CDC Warns Deadly Bacteria That ‘Kills Up To 50 Percent Of Patients’ Detected Across U.S. Gulf Coast

The Centers for Disease Control and Prevention is sounding the alarm on a deadly bacteria that purportedly kills up to 50 percent of people it infects and is now endemic to the U.S. gulf coast.

This from survivethenews.com.

Dr. Julia Petras, an epidemic intelligence service officer at the CDC, has warned:

Burkholderia pseudomallei is likely lurking in soil and the stagnant waters across the 1,600 miles from Texas to Florida.

The bacterial infection induces pneumonia and sepsis and can be fatal. Other symptoms of B. psuedomallei infection include joint pain, fever, and headaches in the early stages.

Globally, the infection kills approximately half of the people it infects. Others are asymptomatic and fight off the pathogens with natural immunity.

Petras said:

Doctors are now on alert for the disease, which can initially be misdiagnosed as another infection.

It’s estimated that there’s probably 160,000 cases a year around the world and 80,000 deaths.

This is one of those diseases that is also called the great mimicker because it can look like a lot of different things.

It’s greatly under-reported and under-diagnosed and under-recognized—we often like to say that it’s been the neglected tropical disease.

Burkholderia pseudomallei  is native to topsoil and muddy freshwater in South East Asia and northern Australia.

In 2021 Burkholderia pseudomallei was found in three patients in Kansas, Texas, and Minnesota.

In 2022, the CDC detected the bacteria, also known as B. psuedomallei, in the U.S. for the first time in soil from the Mississippi coast.

The agency cautions the deadly pathogens are now lurking across Mississippi, Texas, Louisiana, Alabama, and Florida.

Dr. Petras said:

It is an environmental organism that lives naturally in the soil, and typically freshwater, in certain areas around the world—mostly subtropical and tropical climates.

A lot of patients will have pneumonia with sepsis, and/or sepsis, which is associated with higher mortality and worse outcomes.

Coming into contact, including through open wounds or ingestion, with water or soil contaminated with the bacteria will cause infection.

In rare cases, the infection is sexually transmissible and transmitted during pregnancy.

 

It remains a mystery how the deadly bacteria arrived in the United States.

 

Seriously? The Obiden Regime is letting anyone and everyone into America unvetted. And someone has the gall to state, ‘how the deadly bacteria arrived is a mystery.’

To date, there are only four recorded cases of B. psuedomallei in the U.S., including two deaths. In one instance, people died in 2021 after inhaling an aromatherapy spray from India that was contaminated with the bacteria.

Two unrelated individuals in Mississippi were infected with the bacteria in 2020 and 2022, prompting the CDC to examine soil and water samples surrounding the patients’ homes. Both patients recovered from the infection.
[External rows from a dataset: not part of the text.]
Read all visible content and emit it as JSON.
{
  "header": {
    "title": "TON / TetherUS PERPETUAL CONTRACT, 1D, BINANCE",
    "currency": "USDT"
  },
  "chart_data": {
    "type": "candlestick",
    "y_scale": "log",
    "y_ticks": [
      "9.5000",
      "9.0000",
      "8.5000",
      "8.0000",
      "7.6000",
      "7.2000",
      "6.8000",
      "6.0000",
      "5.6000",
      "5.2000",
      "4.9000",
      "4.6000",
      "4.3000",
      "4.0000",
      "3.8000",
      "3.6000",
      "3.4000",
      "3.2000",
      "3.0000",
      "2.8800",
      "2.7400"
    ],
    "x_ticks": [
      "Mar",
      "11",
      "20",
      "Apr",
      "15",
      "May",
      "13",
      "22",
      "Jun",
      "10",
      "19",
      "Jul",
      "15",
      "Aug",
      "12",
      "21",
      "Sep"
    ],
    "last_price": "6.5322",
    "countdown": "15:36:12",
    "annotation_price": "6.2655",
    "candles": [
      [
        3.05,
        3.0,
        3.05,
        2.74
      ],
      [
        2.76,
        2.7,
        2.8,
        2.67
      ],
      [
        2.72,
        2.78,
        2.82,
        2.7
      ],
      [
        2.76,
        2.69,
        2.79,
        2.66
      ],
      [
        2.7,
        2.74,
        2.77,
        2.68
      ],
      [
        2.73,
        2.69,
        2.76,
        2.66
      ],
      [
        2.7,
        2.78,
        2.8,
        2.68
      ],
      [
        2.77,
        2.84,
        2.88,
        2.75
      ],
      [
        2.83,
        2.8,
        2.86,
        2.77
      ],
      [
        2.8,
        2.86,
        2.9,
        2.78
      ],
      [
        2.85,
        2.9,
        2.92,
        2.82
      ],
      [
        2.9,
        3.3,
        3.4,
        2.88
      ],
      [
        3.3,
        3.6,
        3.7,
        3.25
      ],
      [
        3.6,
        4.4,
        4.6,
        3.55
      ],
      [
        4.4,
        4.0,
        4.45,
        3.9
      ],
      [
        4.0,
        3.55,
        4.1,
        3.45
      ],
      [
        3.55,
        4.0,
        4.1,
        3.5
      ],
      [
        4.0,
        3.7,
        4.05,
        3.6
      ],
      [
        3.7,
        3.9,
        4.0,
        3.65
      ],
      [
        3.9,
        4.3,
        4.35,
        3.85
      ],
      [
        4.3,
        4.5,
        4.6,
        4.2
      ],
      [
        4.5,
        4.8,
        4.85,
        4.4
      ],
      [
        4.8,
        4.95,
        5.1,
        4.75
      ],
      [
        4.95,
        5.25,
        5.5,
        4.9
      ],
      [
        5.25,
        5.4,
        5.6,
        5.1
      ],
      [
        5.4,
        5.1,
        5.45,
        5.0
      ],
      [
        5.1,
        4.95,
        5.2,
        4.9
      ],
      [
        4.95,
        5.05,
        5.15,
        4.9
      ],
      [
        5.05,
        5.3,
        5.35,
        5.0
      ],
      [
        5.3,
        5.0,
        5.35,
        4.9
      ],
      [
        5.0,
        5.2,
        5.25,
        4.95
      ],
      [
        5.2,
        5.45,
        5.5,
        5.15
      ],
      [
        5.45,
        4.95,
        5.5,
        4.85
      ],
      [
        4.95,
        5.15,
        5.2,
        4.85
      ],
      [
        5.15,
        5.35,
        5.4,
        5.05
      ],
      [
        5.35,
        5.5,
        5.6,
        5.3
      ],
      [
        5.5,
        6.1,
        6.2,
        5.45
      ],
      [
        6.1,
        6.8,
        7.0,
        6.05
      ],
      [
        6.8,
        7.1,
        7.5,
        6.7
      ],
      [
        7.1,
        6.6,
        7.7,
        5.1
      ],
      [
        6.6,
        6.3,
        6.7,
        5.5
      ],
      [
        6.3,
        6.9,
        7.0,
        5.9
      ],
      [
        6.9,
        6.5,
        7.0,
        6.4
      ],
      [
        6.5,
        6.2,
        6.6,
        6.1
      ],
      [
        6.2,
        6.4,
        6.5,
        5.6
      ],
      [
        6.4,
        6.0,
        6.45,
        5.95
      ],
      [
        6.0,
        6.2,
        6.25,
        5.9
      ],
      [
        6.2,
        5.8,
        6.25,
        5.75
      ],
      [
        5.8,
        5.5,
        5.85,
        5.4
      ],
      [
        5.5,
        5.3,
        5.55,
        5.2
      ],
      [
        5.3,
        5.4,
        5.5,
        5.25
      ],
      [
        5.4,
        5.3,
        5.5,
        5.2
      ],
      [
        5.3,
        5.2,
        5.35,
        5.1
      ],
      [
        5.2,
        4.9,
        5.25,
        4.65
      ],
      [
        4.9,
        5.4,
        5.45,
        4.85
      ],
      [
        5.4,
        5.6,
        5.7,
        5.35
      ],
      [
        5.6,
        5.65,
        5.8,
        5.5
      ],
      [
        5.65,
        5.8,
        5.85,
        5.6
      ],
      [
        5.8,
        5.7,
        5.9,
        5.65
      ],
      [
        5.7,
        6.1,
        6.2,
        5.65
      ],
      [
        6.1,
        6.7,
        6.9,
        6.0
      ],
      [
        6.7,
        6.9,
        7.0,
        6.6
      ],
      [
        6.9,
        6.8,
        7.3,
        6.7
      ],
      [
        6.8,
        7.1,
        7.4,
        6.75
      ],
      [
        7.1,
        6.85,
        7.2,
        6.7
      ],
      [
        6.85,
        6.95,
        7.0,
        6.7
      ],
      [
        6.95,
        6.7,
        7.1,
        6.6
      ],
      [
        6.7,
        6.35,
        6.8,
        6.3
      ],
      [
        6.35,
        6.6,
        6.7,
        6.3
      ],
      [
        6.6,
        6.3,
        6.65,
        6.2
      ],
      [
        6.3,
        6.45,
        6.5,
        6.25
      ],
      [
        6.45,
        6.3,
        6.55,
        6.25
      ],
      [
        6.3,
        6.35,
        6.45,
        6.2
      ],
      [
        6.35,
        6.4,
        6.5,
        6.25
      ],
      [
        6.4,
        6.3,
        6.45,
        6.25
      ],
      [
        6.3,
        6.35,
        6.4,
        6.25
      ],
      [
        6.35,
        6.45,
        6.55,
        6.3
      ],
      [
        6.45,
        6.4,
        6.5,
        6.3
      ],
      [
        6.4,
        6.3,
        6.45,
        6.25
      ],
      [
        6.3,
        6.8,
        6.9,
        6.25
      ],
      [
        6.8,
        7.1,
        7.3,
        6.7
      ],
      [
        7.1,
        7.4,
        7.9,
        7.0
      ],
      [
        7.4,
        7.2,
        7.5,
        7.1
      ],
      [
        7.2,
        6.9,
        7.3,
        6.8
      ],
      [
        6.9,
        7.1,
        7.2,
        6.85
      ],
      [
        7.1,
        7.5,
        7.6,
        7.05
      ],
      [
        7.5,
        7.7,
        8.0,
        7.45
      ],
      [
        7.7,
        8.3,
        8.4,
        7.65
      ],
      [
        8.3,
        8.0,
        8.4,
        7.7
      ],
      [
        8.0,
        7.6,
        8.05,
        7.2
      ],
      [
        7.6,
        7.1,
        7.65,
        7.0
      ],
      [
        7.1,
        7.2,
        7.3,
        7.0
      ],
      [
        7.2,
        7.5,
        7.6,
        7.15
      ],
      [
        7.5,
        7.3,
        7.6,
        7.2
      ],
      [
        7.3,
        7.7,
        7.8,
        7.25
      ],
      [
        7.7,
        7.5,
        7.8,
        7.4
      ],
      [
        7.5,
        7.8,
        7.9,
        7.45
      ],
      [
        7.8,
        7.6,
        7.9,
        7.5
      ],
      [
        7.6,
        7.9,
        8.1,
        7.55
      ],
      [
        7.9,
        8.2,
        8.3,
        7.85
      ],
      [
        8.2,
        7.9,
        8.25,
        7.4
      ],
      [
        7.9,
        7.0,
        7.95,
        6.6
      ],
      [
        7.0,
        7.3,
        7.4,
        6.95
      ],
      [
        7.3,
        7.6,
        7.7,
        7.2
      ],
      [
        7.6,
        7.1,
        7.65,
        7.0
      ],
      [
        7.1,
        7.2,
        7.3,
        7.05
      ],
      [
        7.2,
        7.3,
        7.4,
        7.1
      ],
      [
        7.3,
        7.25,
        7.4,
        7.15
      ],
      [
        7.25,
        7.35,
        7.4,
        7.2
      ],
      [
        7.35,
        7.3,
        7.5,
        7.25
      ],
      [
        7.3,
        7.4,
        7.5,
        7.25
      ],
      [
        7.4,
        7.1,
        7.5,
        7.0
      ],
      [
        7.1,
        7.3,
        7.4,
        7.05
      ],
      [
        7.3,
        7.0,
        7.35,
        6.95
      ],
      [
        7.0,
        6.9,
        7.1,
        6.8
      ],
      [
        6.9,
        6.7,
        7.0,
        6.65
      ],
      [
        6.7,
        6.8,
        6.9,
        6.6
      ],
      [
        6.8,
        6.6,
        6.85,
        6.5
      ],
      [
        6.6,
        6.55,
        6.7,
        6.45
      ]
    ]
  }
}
Dr. Petras assures the CDC has developed protocols to treat the infection.

She said:

We have antibiotics that work. What I’m talking about is IV antibiotics for at least two weeks, followed by three to six months of oral antibiotics.

It’s an extensive treatment, but if you’ve finished the full course and you’re diagnosed early, which is the really key thing, your outcome is probably going to be quite good.

Final thoughts: I smell a False Flag. The WHO involvement in coordinating global care for a pandemic may come soon.